In a similar way in case of a test strip to be measured by way of electrical current, a test can be made as to whether the test field has been sufficiently wetted with the liquid to be investigated, if the electrodes for an electrical current measurement of the measuring field of the test strip lie between the drop application location and an optical measuring point. If at the optical measuring point, it is determined by the help of an associated optical sensor that the liquid to be investigated has reached the optical measuring point, it can be taken from that that a sufficient amount of the liquid to be investigated has also reached the measuring field in which the measuring electrodes lie.

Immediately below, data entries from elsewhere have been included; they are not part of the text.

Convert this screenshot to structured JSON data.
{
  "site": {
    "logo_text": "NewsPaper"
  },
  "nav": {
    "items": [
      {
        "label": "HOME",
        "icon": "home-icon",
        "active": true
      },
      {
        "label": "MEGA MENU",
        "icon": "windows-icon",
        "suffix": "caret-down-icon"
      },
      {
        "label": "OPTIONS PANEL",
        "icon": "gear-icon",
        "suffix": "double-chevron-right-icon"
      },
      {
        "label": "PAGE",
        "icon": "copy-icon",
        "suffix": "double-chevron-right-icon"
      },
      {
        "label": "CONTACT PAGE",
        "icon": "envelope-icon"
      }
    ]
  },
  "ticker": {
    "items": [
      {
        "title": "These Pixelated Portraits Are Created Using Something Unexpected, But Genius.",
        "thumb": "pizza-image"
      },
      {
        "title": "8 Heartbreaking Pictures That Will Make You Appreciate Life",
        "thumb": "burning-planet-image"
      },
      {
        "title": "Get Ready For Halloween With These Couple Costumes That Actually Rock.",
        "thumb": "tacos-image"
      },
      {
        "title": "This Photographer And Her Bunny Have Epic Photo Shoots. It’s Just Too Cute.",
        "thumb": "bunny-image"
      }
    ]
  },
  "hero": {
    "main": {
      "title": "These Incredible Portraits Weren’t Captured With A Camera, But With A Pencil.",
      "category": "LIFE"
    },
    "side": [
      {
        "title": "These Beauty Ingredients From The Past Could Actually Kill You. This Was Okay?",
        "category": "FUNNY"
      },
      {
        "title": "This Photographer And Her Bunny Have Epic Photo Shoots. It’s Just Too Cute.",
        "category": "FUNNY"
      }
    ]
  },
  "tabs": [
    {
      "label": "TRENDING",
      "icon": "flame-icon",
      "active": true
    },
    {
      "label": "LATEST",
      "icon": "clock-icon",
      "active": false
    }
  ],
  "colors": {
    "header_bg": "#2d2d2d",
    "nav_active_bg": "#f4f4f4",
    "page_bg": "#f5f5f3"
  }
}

To be able to compensate for a change in the sensitivity of the optical sensors with or in dependence on temperature, in accordance with the invention it is proposed that a reference surface is provided above the strip support surface for balancing of the optical sensors. In this case, the evaluation and control circuit can be so made that it carries out the comparison at pre-given time intervals or that the comparison process is carried out in dependence on a pre-given temperature change, which change is determined by the help of a temperature sensor provided in the measuring device.
The reference surface can be formed directly onto a cover fixed to the housing and extending over the strip support surface. Another possibility is that the reference surface can be formed on a key which is so arranged on the housing above the strip support surface so that it is movable between a position at which it presses the test strip against the support surface and a test strip freeing position. This key can be at least in part transparent.

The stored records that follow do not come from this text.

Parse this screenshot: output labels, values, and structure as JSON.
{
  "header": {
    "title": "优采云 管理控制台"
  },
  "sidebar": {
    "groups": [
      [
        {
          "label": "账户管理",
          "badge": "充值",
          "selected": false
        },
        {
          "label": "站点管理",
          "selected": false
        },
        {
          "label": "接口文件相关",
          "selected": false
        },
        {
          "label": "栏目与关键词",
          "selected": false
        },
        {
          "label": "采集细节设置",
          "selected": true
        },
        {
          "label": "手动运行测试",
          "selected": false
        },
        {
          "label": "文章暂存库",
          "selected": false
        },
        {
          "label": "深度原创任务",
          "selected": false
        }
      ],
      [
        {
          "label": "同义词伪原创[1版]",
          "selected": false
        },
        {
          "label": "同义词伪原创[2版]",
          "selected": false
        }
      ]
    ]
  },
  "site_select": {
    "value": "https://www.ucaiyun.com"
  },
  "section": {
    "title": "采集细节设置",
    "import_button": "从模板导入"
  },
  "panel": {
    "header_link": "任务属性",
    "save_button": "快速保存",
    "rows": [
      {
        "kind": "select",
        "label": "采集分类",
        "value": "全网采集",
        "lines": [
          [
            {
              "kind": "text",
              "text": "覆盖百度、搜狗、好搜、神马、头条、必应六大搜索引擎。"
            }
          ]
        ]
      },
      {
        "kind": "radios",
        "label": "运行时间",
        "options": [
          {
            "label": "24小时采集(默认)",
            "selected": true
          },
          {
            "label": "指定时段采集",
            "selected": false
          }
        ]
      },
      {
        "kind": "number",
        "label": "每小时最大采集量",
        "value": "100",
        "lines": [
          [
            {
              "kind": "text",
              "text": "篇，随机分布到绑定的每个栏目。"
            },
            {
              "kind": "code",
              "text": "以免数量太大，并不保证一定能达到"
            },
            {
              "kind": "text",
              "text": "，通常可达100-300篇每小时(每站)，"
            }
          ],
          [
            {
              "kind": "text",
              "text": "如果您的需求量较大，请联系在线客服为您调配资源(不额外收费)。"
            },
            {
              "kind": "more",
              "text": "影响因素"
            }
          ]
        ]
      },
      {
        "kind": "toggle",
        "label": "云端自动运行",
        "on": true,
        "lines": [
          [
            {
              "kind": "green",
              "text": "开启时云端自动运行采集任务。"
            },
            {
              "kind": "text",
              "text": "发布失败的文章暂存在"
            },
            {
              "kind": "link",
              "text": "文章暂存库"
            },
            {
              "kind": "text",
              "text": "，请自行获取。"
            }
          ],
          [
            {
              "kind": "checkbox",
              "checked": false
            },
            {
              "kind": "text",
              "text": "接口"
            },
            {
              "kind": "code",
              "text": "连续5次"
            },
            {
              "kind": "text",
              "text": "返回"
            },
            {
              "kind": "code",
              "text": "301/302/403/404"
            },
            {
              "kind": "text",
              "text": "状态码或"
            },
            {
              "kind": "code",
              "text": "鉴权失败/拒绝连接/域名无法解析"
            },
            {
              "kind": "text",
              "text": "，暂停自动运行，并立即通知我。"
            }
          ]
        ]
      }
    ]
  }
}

Preferably the evaluation and control circuit is so formed that by means of the optical sensors different reflectivities/transmissivities of the field are recognizable. This offers the possibility of calibrating the measuring optic system of the measuring device so that an actual measured reflectivity/transmissivity of the measuring field also corresponds actually to a given concentration of the investigated substance. The functional correlation between the reflectivity/transmissivity detected by the measuring optic system and the concentration values of the investigated substance is stored in the evaluation and control circuit.
The calibration can be done in that a card can be arranged on the strip support surface and have calibration fields associated with the individual optical sensors, the calibration fields having reflectivity/transmissivity values each corresponding to a given concentration of the investigated substance, so that the actual measured reflectivity/transmissivity values of the calibration field can be compared with the corresponding values according to the stored functional relationship and so that upon the appearance of a difference a corresponding correction factor can be determined by means of which a test strip measured reflectivity/transmissivity value can be corrected.
The calibration card can moreover carry a code evaluatable by the evaluation and control circuit, which code, for example, contains information about the selected measuring program or the batch from which the test strip to be measured came. This code can be formed with the help of the calibration fields. The calibration card can also carry other information. Especially, further color fields can be provided which make possible a visual comparison between the measuring field of a test strip and one of the color fields, so at least a coarse determination of the concentration can be carried out visually.